Building Resilient Microservices with Circuit Breakers
A practical look at fault-tolerance patterns for distributed systems — exponential backoff, circuit breakers, and retries done right.
- #distributed-systems
- #resilience
- #golang
When you’re running services that handle 500k+ daily transactions, transient failures stop being edge cases and start being the norm. Networks flap, downstream APIs rate-limit, and databases hiccup. The difference between a resilient system and a brittle one is almost never about avoiding failures — it’s about how gracefully you handle them.
Why fault tolerance matters
In a distributed system, a single slow dependency can cascade. If your service holds connections open while waiting on a downstream timeout, thread pools exhaust, and a minor blip becomes a full outage. This is the textbook definition of a cascading failure.
The fix is rarely more hardware. It’s patterns.
The core patterns
I rely on three, almost always in combination:
- Timeouts — every outbound call needs one. No exceptions.
- Exponential backoff with jitter — retry, but don’t retry naively.

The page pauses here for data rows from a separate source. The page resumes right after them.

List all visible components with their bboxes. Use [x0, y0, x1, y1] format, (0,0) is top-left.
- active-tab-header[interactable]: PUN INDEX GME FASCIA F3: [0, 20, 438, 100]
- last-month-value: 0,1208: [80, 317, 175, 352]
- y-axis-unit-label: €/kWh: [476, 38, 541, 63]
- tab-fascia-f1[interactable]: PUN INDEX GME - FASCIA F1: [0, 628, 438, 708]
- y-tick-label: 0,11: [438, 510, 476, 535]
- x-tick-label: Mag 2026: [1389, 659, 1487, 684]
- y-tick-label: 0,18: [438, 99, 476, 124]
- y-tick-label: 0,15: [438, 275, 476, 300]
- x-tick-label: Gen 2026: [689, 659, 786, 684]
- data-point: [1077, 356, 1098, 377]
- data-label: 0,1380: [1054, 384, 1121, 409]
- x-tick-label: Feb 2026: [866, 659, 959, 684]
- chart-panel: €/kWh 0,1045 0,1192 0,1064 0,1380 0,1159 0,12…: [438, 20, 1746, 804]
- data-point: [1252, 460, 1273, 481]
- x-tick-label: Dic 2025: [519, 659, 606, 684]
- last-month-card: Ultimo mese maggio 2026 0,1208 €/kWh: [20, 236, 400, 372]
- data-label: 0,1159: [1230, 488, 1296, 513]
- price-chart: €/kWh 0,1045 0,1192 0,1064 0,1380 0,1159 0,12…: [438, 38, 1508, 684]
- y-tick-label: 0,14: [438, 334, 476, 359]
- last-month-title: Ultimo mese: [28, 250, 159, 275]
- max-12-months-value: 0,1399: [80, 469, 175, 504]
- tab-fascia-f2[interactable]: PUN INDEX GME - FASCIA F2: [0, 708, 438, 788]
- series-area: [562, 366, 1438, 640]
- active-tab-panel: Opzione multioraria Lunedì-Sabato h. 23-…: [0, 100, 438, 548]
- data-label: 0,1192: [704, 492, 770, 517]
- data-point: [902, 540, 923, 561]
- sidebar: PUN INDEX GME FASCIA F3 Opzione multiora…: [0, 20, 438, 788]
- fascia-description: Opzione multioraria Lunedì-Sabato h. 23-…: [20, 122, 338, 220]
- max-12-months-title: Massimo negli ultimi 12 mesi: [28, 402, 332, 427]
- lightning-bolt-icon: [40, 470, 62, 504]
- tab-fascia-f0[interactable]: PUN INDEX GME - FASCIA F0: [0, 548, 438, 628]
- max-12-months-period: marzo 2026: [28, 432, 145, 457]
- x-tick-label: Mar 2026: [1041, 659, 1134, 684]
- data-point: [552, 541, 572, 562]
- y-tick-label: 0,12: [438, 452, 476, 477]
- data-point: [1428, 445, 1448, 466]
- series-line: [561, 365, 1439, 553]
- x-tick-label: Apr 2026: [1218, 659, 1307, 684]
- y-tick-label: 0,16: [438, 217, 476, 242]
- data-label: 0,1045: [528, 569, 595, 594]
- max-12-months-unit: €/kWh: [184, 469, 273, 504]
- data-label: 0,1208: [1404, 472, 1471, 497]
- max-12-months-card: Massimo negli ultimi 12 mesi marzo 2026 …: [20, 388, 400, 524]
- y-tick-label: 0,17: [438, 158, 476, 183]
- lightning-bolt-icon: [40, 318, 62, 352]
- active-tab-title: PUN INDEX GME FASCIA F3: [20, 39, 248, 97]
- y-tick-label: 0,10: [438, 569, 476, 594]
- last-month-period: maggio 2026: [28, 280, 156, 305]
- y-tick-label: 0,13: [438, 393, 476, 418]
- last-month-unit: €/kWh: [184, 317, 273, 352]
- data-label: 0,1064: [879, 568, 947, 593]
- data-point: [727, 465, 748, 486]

- Circuit breaker — stop calling a service that’s clearly broken.
// Simplified circuit breaker state machine
type State int
const (
Closed State = iota
Open
HalfOpen
)
Backoff that actually works
Naive retry loops are a great way to turn a 100ms blip into a sustained thundering herd. Exponential backoff spreads load, but without jitter you still get synchronized retries. Always add randomized jitter — even ±20% makes a real difference under load.
Closing thoughts
Resilience is an architectural property, not a library. The patterns above are the vocabulary; the real work is reasoning about failure modes at design time and measuring them in production.